Two towering masterpieces were given here in fine performances: not, perhaps, performances that in themselves struck me as revelatory in the sense of proposing a new way of considering the work, but performances which seemed, almost unassumingly, to permit those works to speak for themselves. Coming not much more than a couple of hours after having heard Renaud Capuçon in Beethoven, the Takács Quartet seemed less concerned to ravish, to draw one in through beauty of tone, which is not to say that Capuçon was only or even primarily concerned with that. Nevertheless, the difference in approach, or at least in results, could not help but register.


Beethoven’s op.130 Quartet opened with a broad introduction to its first movement, an introduction which nevertheless certainly moved: pretty much Adagio, ma non troppo, then. The Allegro announced itself both in terms of continuity and discontinuity, that dialectic of course being a constant preoccupation in late Beethoven, a riddle for performers and listeners eternally to reckon with. Interaction, indeed contest, between different types of material – including its emotional content and expression – was relished as difficulty; there are no easy answers here. (Having said that, I did wonder whether a little more of the sheer struggle might have been communicated in performance.) Homophonic and contrapuntal textures offered especially prominent contrast. Shards of serenity vied with exultation in music that is every bit as difficult as Schoenberg or Bartók, arguably more so. A mercurial release of pent-up energy characterised the ensuing Presto, discontinuities again disconcerting. The players made clear that the third movement is not to be understood as a conventional ‘slow movement’, whether in tempo or, at least as important, in its provisional, nervous character. Almost, perhaps an intermezzo, it remained too complex for that. A grace that could not paper over the cracks characterised the Alla danza tedesca movement, that inability to conceal rendering it all the more poignant – or at least differently poignant than Mozart. Febrile elegance and fluid elaboration brought us to the very identity of Beethoven’s material and what he accomplishes with it.

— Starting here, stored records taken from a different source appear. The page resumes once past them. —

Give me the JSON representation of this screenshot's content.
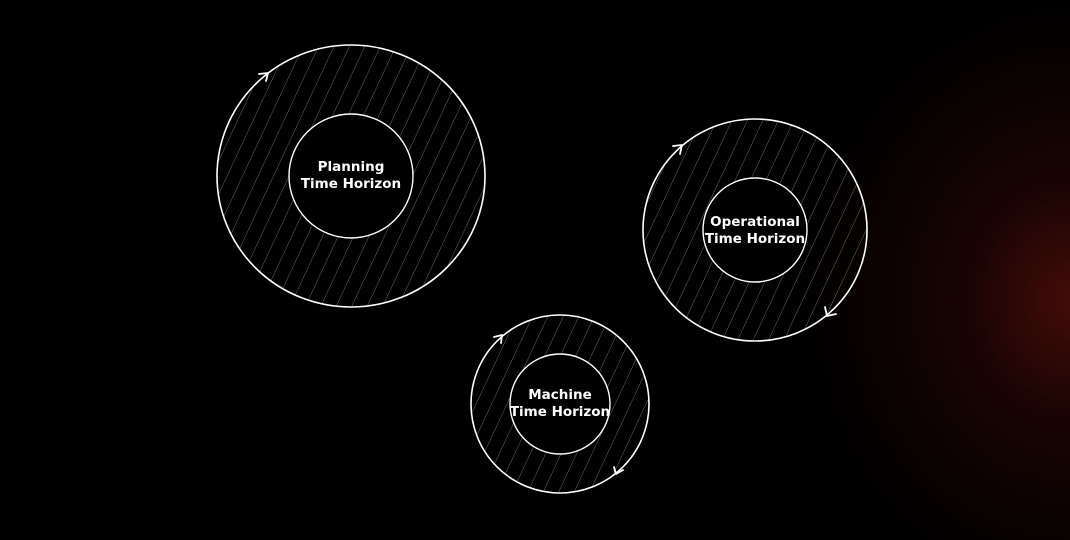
{
  "colors": {
    "background": "#000000",
    "stroke": "#ffffff",
    "hatch": "#6a6a6a",
    "glow": "#7a1610"
  },
  "rings": [
    {
      "id": "planning",
      "line1": "Planning",
      "line2": "Time Horizon",
      "arrows": [
        "arrow-top-left"
      ]
    },
    {
      "id": "operational",
      "line1": "Operational",
      "line2": "Time Horizon",
      "arrows": [
        "arrow-top-left",
        "arrow-bottom-right"
      ]
    },
    {
      "id": "machine",
      "line1": "Machine",
      "line2": "Time Horizon",
      "arrows": [
        "arrow-top-left",
        "arrow-bottom-right"
      ]
    }
  ]
}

An unhurried, unassuming dignity marked out the Cavatina. We knew we were on holy ground, without having to be informed of it; crucially, we were made to listen, to think. It is a platitude, but probably one worth repeating, what a different work this becomes with the Grosse Fuge. Here we heard Beethoven’s ‘other’ finale, in which, to start with at least, he seemed to be returning to, or rather reinventing, Haydn. There was, of course, no lack of rigour, either in work or performance, but the character was quite different (if only because, most recently, I seem to have heard the Grosse Fuge rather than this movement. Again, there were no easy answers; indeed, the necessary struggle, not unlike such struggles one experiences in Birtwistle’s music, to find the guiding thread, penetrated right to the heart of Beethoven’s and our experience.


If anything, I found the Takács players’ tone more suited to Mozart (rather to my surprise, given their long experience in Beethoven, and in any case it is a matter of degree). The first movement began, suggestive of the great G minor Symphony to come, in medias res. Sonata form in Mozart’s hands seemed to reinvent itself, not least in terms of operatic example. Motivic working proved just as crucial to experience and understanding as in Beethoven, but the lyrico-dramatic context was quite different, and so it sounded. Mozart’s noble tragedy unfolded, again, as if being permitted to speak ‘for itself’. The terse, tragic impulse heard in the Minuet seemed even to look forward to Mahler’s Sixth Symphony and its scherzo (at least when that movement is placed second). Mozart sang here as if delivering an Orphic lament. The trio seemed less a contrast than a necessary consequence, the ‘relief’ of the major mode notwithstanding. Truer relief came in the slow movement; despite the mutes, this was an intense ‘relief’ worthy of the name, with its own quasi-operatic drama. As throughout, the richness of the inner parts truly told. (How Mozart clearly loved the viola!) The opening Adagio section to the finale was suffused with longing, reminding us just how close Mozart is here, and not just here, to Tristan und Isolde. He was thereby enable to surprise us, however much we expected it, with the major mode. Fragile good spirits had us – just about – believe in a possibility or at the very least variety of reconciliation that would no longer be open to Beethoven.